Covariate $\bar{X}_1$ $\bar{X}_0$ $p$-value
Marriage $0.19$ $0.15$ $0.327$
No Degree $0.71$ $0.83$ $0.0014$
Black $0.84$ $0.83$ $0.649$
Hispanic $0.06$ $0.11$ $0.076$
Years Education $10.35$ $10.09$ $0.14$
Age $25.82$ $25.05$ $0.265$
$1974$ Earnings $2095.57$ $2107.03$ $0.98$
$1975$ Earnings $1532.07$ $1266.91$ $0.382$
Unemployed $1974$ $0.71$ $0.75$ $0.326$
Unemployed $1975$ $0.60$ $0.68$ $0.065$

Studies of LaLonde (1986) and Dehejia & Wahba (1999)
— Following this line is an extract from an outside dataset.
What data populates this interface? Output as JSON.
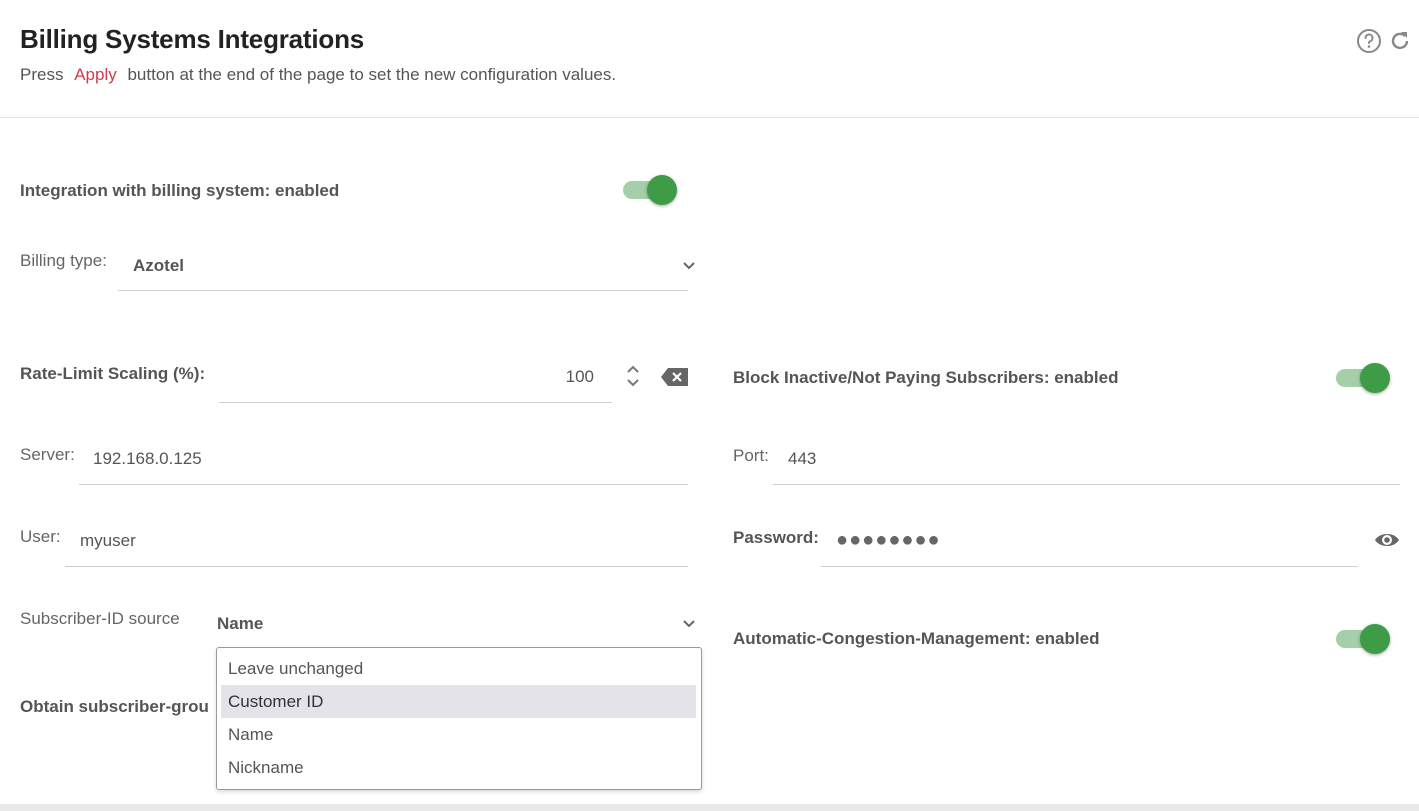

LaLonde (1986), and later Dehejia & Wahba (1999), considered what would happen if traditional statistical methodologies were used to study data from an observational study, not an experiment.

As we already know the "correct" answer for this job training program experiment, they constructed an observational study using just the treated units in this experiment, and investigated whether they would get the same "correct" answer from the observational study.

Specifically, suppose we had data on only the 185 treated units from the job training program, and did not know a great deal about how these units came to be treated.

To learn about the effect of the job training program on annual earnings, we form a control group by collecting data on 2490 units drawn from the Panel Study of Income Dynamics.

We collect the same covariates and response for all units.

🤔 Do we get the correct causal inferences for the effect of the job training program on annual earnings from this observational study?

Naive Machine Learning for the Observational Study

In [5]:
observational_data = read.table("Lalonde_observational_data.txt", header=T, sep="")

observational_data_treated = observational_data[observational_data$TREAT==1,]
observational_data_control = observational_data[observational_data$TREAT==0,]

observational_randomForest_treated = randomForest(x=observational_data_treated[,3:12], 
                                                  y=observational_data_treated[,1])

observational_randomForest_control = randomForest(x=observational_data_control[,3:12], 
                                                  y=observational_data_control[,1])  
  
treatment_effect_estimate = mean(c((observational_data_treated[,1] - 
                                    predict(observational_randomForest_control, observational_data_treated[,3:12])),
                                   (predict(observational_randomForest_treated, observational_data_control[,3:12]) - 
                                    observational_data_control[,1])))

print(paste("The treatment effect estimate obtained from random forests is:", treatment_effect_estimate))

number_of_bootstrap_draws = 10^3

treatment_effect_estimates = rep(NA, number_of_bootstrap_draws)

observational_data_treated = observational_data[observational_data$TREAT==1,]
observational_data_control = observational_data[observational_data$TREAT==0,]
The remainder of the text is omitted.